Büren. Wenn Frank Gockel das größte deutsche Abschiebegefängnis besucht, kann nach all den Jahren immer noch der Ärger hochsteigen. Gerade hat er mit einem jungen Georgier gesprochen, der abgeschoben werden soll. Der geistig behinderte junge Mann, dessen Familie und Bekannte in Deutschland leben, ist auf Betreuung angewiesen. „Er kann sich alleine nicht versorgen“, erklärt Gockel. Für Menschen wie ihn besorgt der Verein „Hilfe für Menschen in Abschiebehaft Büren“ Anwälte oder bringt Petitionen auf den Weg. Für den jahrelangen ehrenamtlichen Einsatz hat der Verein am Freitag den Aachener Friedenspreis erhalten.

Das größte Problem ist die Perspektivlosigkeit

Das Angebot der Helfer reicht von juristischer Beratung bis zum gemeinsamen Kaffeetrinken. Der Verein will mit Lobbyarbeit und Aufklärung die Gefängnismauern transparenter machen. Manchmal helfe schon, sich Zeit zu nehmen und zuzuhören, sagt Gockel, der beruflich in Flüchtlingsberatungsstellen arbeitet.
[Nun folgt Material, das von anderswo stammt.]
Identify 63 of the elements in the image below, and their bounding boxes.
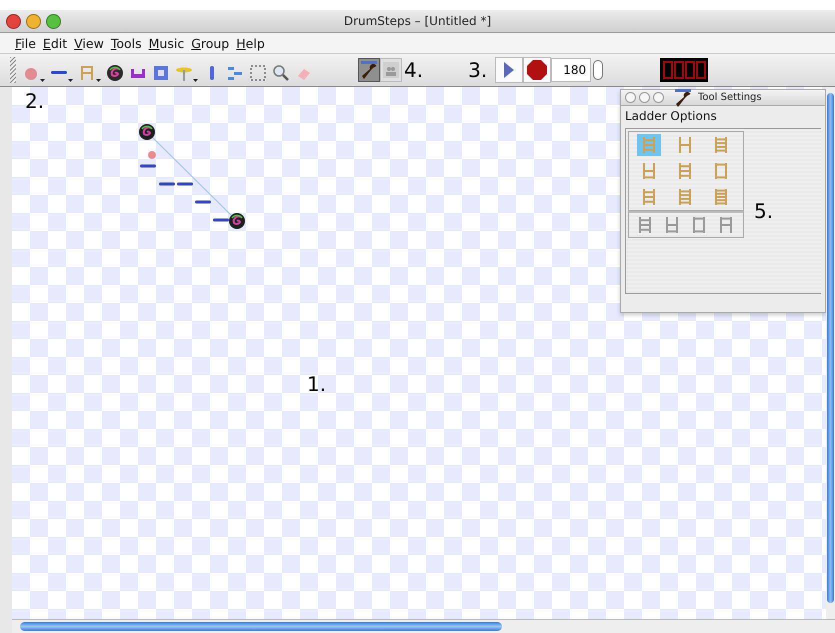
menu-item[interactable]: Music xyxy=(148,36,184,50)
minimize-button[interactable] xyxy=(639,92,650,103)
horizontal-scrollbar[interactable] xyxy=(12,619,835,633)
bar-icon xyxy=(51,71,67,74)
selection-icon xyxy=(249,64,267,82)
ladder-icon xyxy=(638,217,652,233)
canvas[interactable]: 2. 1. Tool Settings Ladder Options 5. xyxy=(12,87,826,619)
caret-icon xyxy=(68,79,73,82)
menu-item[interactable]: Tools xyxy=(110,36,142,50)
close-button[interactable] xyxy=(6,14,21,29)
menu-item[interactable]: View xyxy=(74,36,104,50)
ladder-icon xyxy=(678,137,692,153)
toolbar-grip[interactable] xyxy=(10,57,16,83)
menu-item[interactable]: Help xyxy=(236,36,265,50)
menu-item[interactable]: Edit xyxy=(42,36,68,50)
zoom-button[interactable] xyxy=(46,14,61,29)
stop-button[interactable] xyxy=(523,57,552,83)
ladder-icon xyxy=(78,64,96,82)
people-icon xyxy=(383,62,399,78)
caret-icon xyxy=(40,79,45,82)
annotation-number: 2. xyxy=(25,89,44,113)
vertical-scrollbar[interactable] xyxy=(826,87,835,619)
tempo-field[interactable]: 180 xyxy=(551,58,592,82)
ladder-icon xyxy=(642,137,656,153)
window-title: DrumSteps – [Untitled *] xyxy=(344,14,492,28)
ladder-icon xyxy=(714,137,728,153)
wrench-icon xyxy=(361,61,377,79)
annotation-number: 1. xyxy=(307,372,326,396)
play-button[interactable] xyxy=(495,57,524,83)
ladder-icon xyxy=(718,217,732,233)
ladder-icon xyxy=(678,189,692,205)
palette-title: Tool Settings xyxy=(698,92,762,103)
ladder-icon xyxy=(642,163,656,179)
play-icon xyxy=(504,62,514,78)
ladder-icon xyxy=(714,163,728,179)
steps-icon xyxy=(226,64,244,82)
ladder-icon xyxy=(692,217,706,233)
annotation-number: 4. xyxy=(404,58,424,82)
minimize-button[interactable] xyxy=(26,14,41,29)
annotation-number: 3. xyxy=(468,58,488,82)
caret-icon xyxy=(96,79,101,82)
ladder-icon xyxy=(642,189,656,205)
menu-item[interactable]: File xyxy=(15,36,36,50)
section-heading: Ladder Options xyxy=(625,109,718,123)
led-display-icon xyxy=(660,58,708,82)
tempo-stepper[interactable] xyxy=(593,60,604,80)
search-icon xyxy=(272,64,290,82)
annotation-number: 5. xyxy=(754,199,774,223)
stop-icon xyxy=(527,60,548,80)
toggle-button[interactable] xyxy=(358,58,380,82)
caret-icon xyxy=(193,79,198,82)
wrench-icon xyxy=(675,88,691,106)
post-icon xyxy=(210,66,214,80)
menu-item[interactable]: Group xyxy=(191,36,230,50)
scroll-thumb[interactable] xyxy=(827,93,834,603)
spiral-icon xyxy=(106,64,124,82)
toggle-button[interactable] xyxy=(380,58,402,82)
scroll-thumb[interactable] xyxy=(20,622,502,631)
ladder-icon xyxy=(678,163,692,179)
box-icon xyxy=(152,64,170,82)
ladder-icon xyxy=(714,189,728,205)
ladder-icon xyxy=(664,217,678,233)
zoom-button[interactable] xyxy=(653,92,664,103)
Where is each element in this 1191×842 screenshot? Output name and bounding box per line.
Das hält auch der evangelische Pfarrer Burkhard Schmidt, der als Seelsorger in Büren arbeitet, für enorm wichtig. Das größte Problem der einsitzenden Menschen sei ihre Perspektivlosigkeit, klagt Schmidt. „Wie sich der Verein seit Jahren in aufopferungsvoller Weise für die Gefangenen einsetzt, ist bewundernswert.“ Mehr als 10.000 Menschen betreut der Verein seit seiner Gründung.
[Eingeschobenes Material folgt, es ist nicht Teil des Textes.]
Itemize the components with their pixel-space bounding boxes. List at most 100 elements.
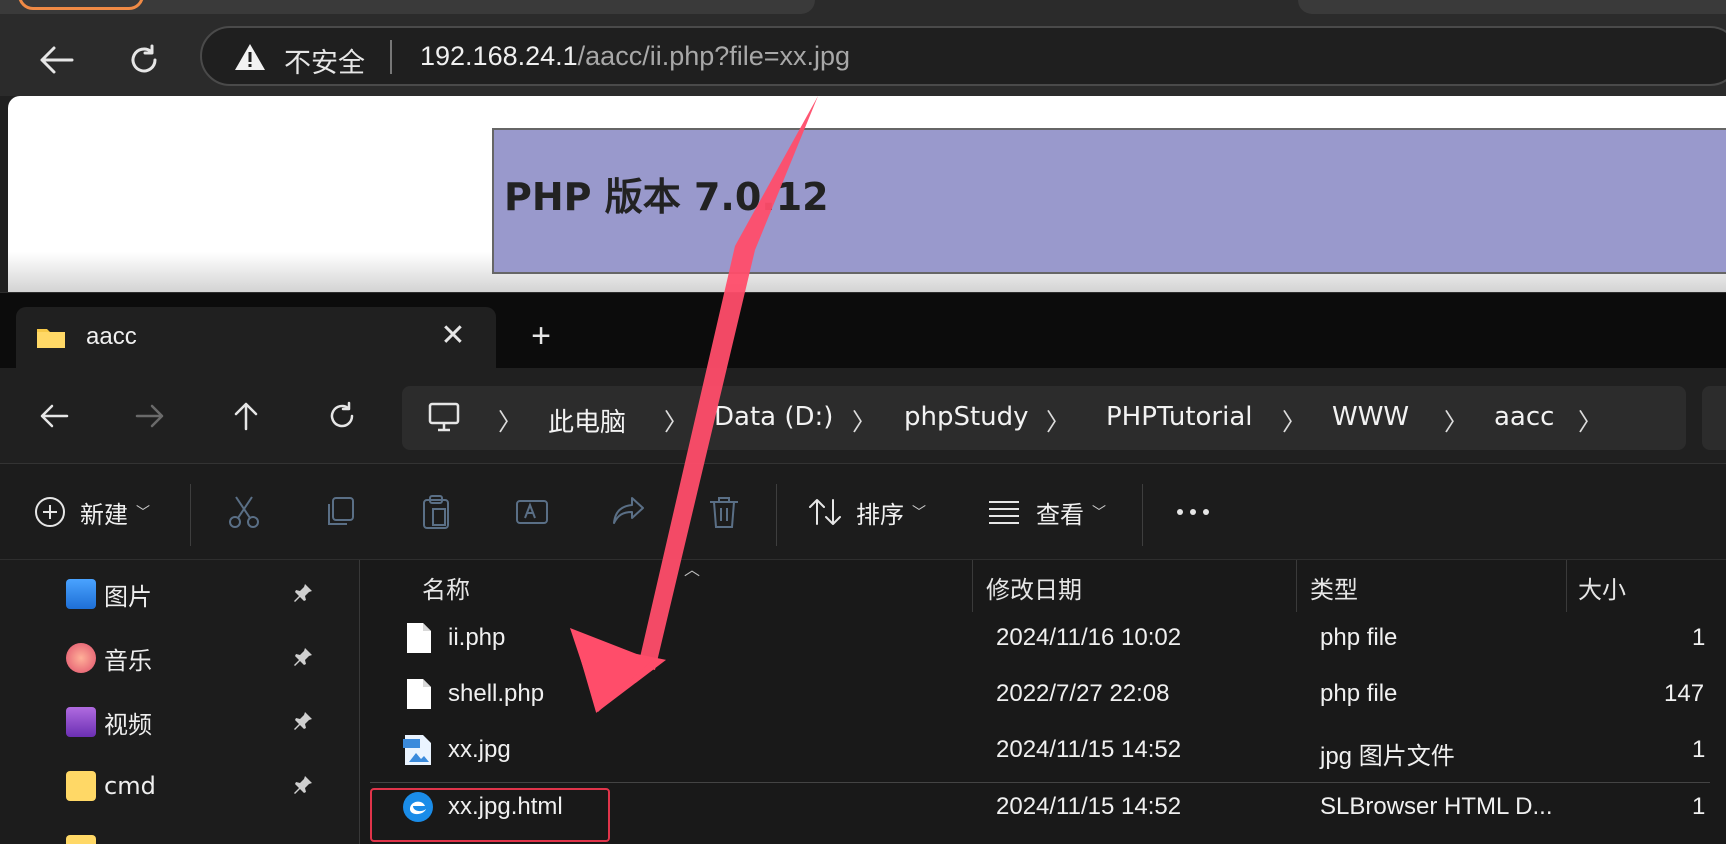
sort-indicator-icon: ︿ <box>684 562 701 579</box>
column-divider[interactable] <box>1566 560 1567 612</box>
url-path: /aacc/ii.php?file=xx.jpg <box>577 41 851 71</box>
column-header-modified[interactable]: 修改日期 <box>986 570 1082 605</box>
new-button-label: 新建 <box>80 500 128 529</box>
breadcrumb-www[interactable]: WWW <box>1332 402 1409 432</box>
explorer-command-bar: 新建 ﹀ 排序 ﹀ 查看 ﹀ <box>0 464 1726 560</box>
breadcrumb-chevron-icon[interactable]: 〉 <box>498 402 522 437</box>
cut-icon[interactable] <box>226 494 262 530</box>
breadcrumb-chevron-icon[interactable]: 〉 <box>1444 402 1468 437</box>
rename-icon[interactable] <box>514 494 550 530</box>
breadcrumb-phptutorial[interactable]: PHPTutorial <box>1106 402 1253 432</box>
sidebar-item-partial[interactable] <box>66 830 104 844</box>
reload-button[interactable] <box>122 38 166 82</box>
breadcrumb-data-drive[interactable]: Data (D:) <box>714 402 833 432</box>
file-size: 1 <box>1692 736 1706 763</box>
pin-icon[interactable] <box>292 646 314 668</box>
browser-tab-favicon <box>18 0 144 10</box>
chevron-down-icon: ﹀ <box>1092 505 1106 521</box>
back-arrow-icon <box>40 404 69 428</box>
jpg-icon <box>403 735 431 765</box>
explorer-forward-button[interactable] <box>128 394 172 438</box>
breadcrumb-phpstudy[interactable]: phpStudy <box>904 402 1029 432</box>
delete-icon[interactable] <box>706 494 742 530</box>
breadcrumb-this-pc[interactable]: 此电脑 <box>548 402 626 439</box>
file-type: SLBrowser HTML D... <box>1320 793 1553 820</box>
address-separator <box>390 40 392 74</box>
file-row[interactable]: ii.php 2024/11/16 10:02 php file 1 <box>370 614 1710 664</box>
copy-icon[interactable] <box>322 494 358 530</box>
explorer-refresh-button[interactable] <box>320 394 364 438</box>
php-version-heading: PHP 版本 7.0.12 <box>504 175 829 219</box>
address-breadcrumb[interactable]: 〉 此电脑 〉 Data (D:) 〉 phpStudy 〉 PHPTutori… <box>402 386 1686 450</box>
more-options-button[interactable] <box>1176 492 1210 532</box>
sidebar-item-music[interactable]: 音乐 <box>66 638 152 678</box>
file-modified: 2024/11/16 10:02 <box>996 624 1182 651</box>
breadcrumb-chevron-icon[interactable]: 〉 <box>1046 402 1070 437</box>
sidebar-item-cmd[interactable]: cmd <box>66 766 156 806</box>
warning-icon[interactable] <box>234 43 266 71</box>
pin-icon[interactable] <box>292 774 314 796</box>
column-header-type[interactable]: 类型 <box>1310 570 1358 605</box>
browser-tab-strip <box>0 0 1726 16</box>
column-divider[interactable] <box>972 560 973 612</box>
breadcrumb-aacc[interactable]: aacc <box>1494 402 1554 432</box>
explorer-up-button[interactable] <box>224 394 268 438</box>
sort-button[interactable]: 排序 ﹀ <box>808 492 926 532</box>
folder-icon <box>66 771 96 801</box>
column-header-size[interactable]: 大小 <box>1578 570 1626 605</box>
new-button[interactable]: 新建 ﹀ <box>34 492 150 532</box>
sort-icon <box>809 499 841 525</box>
pin-icon[interactable] <box>292 710 314 732</box>
column-divider[interactable] <box>1296 560 1297 612</box>
view-lines-icon <box>989 501 1019 524</box>
security-label[interactable]: 不安全 <box>284 41 365 80</box>
file-size: 1 <box>1692 793 1706 820</box>
close-tab-button[interactable]: ✕ <box>436 319 470 353</box>
navigation-pane: 图片 音乐 视频 cmd <box>0 560 360 844</box>
breadcrumb-chevron-icon[interactable]: 〉 <box>852 402 876 437</box>
column-header-name[interactable]: 名称 <box>422 570 470 605</box>
videos-icon <box>66 707 96 737</box>
chevron-down-icon: ﹀ <box>136 505 150 521</box>
back-button[interactable] <box>34 38 78 82</box>
file-type: php file <box>1320 680 1398 707</box>
file-modified: 2022/7/27 22:08 <box>996 680 1170 707</box>
file-row[interactable]: shell.php 2022/7/27 22:08 php file 147 <box>370 670 1710 720</box>
up-arrow-icon <box>234 402 258 431</box>
view-button[interactable]: 查看 ﹀ <box>988 492 1106 532</box>
file-modified: 2024/11/15 14:52 <box>996 793 1182 820</box>
file-type: jpg 图片文件 <box>1320 743 1455 770</box>
sidebar-item-label: cmd <box>104 772 156 800</box>
pin-icon[interactable] <box>292 582 314 604</box>
explorer-back-button[interactable] <box>32 394 76 438</box>
command-separator <box>190 484 191 546</box>
url-text[interactable]: 192.168.24.1/aacc/ii.php?file=xx.jpg <box>420 41 850 72</box>
explorer-tab[interactable]: aacc ✕ <box>16 307 496 369</box>
search-box[interactable] <box>1702 386 1726 450</box>
view-button-label: 查看 <box>1036 500 1084 529</box>
folder-icon <box>37 329 65 348</box>
refresh-icon <box>330 401 354 428</box>
sidebar-item-videos[interactable]: 视频 <box>66 702 152 742</box>
file-name: ii.php <box>448 624 506 651</box>
share-icon[interactable] <box>610 494 646 530</box>
document-icon <box>407 679 431 709</box>
file-size: 147 <box>1664 680 1705 707</box>
breadcrumb-chevron-icon[interactable]: 〉 <box>1282 402 1306 437</box>
explorer-title-bar: aacc ✕ + <box>0 292 1726 369</box>
browser-tab-active[interactable] <box>0 0 815 14</box>
paste-icon[interactable] <box>418 494 454 530</box>
more-dots-icon <box>1177 509 1209 515</box>
command-separator <box>1142 484 1143 546</box>
browser-tab-other[interactable] <box>1298 0 1726 14</box>
document-icon <box>407 623 431 653</box>
file-name: shell.php <box>448 680 545 707</box>
breadcrumb-chevron-icon[interactable]: 〉 <box>664 402 688 437</box>
file-row[interactable]: xx.jpg 2024/11/15 14:52 jpg 图片文件 1 <box>370 726 1710 776</box>
new-tab-button[interactable]: + <box>524 319 558 353</box>
close-icon: ✕ <box>440 319 466 352</box>
address-bar[interactable]: 不安全 192.168.24.1/aacc/ii.php?file=xx.jpg <box>200 26 1726 86</box>
breadcrumb-chevron-icon[interactable]: 〉 <box>1578 402 1602 437</box>
navigation-pane-scrollbar[interactable] <box>322 560 360 844</box>
sidebar-item-pictures[interactable]: 图片 <box>66 574 152 614</box>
Derzeit besucht ein Dutzend der 50 Vereinsmitglieder einmal pro Woche das Abschiebegefängnis in Büren bei Paderborn - mit 560 Betten das größte seiner Art in Deutschland. Der Verein entstand 1994 unmittelbar nach der Errichtung des „Abschiebeknastes“. Zwar habe sich seit Beginn manches in der Haftanstalt gebessert, räumt der Veinsvorsitzende Gockel ein. Doch fast zwei Drittel der Haftbescheide, die er gelesen habe, seien fehlerhaft.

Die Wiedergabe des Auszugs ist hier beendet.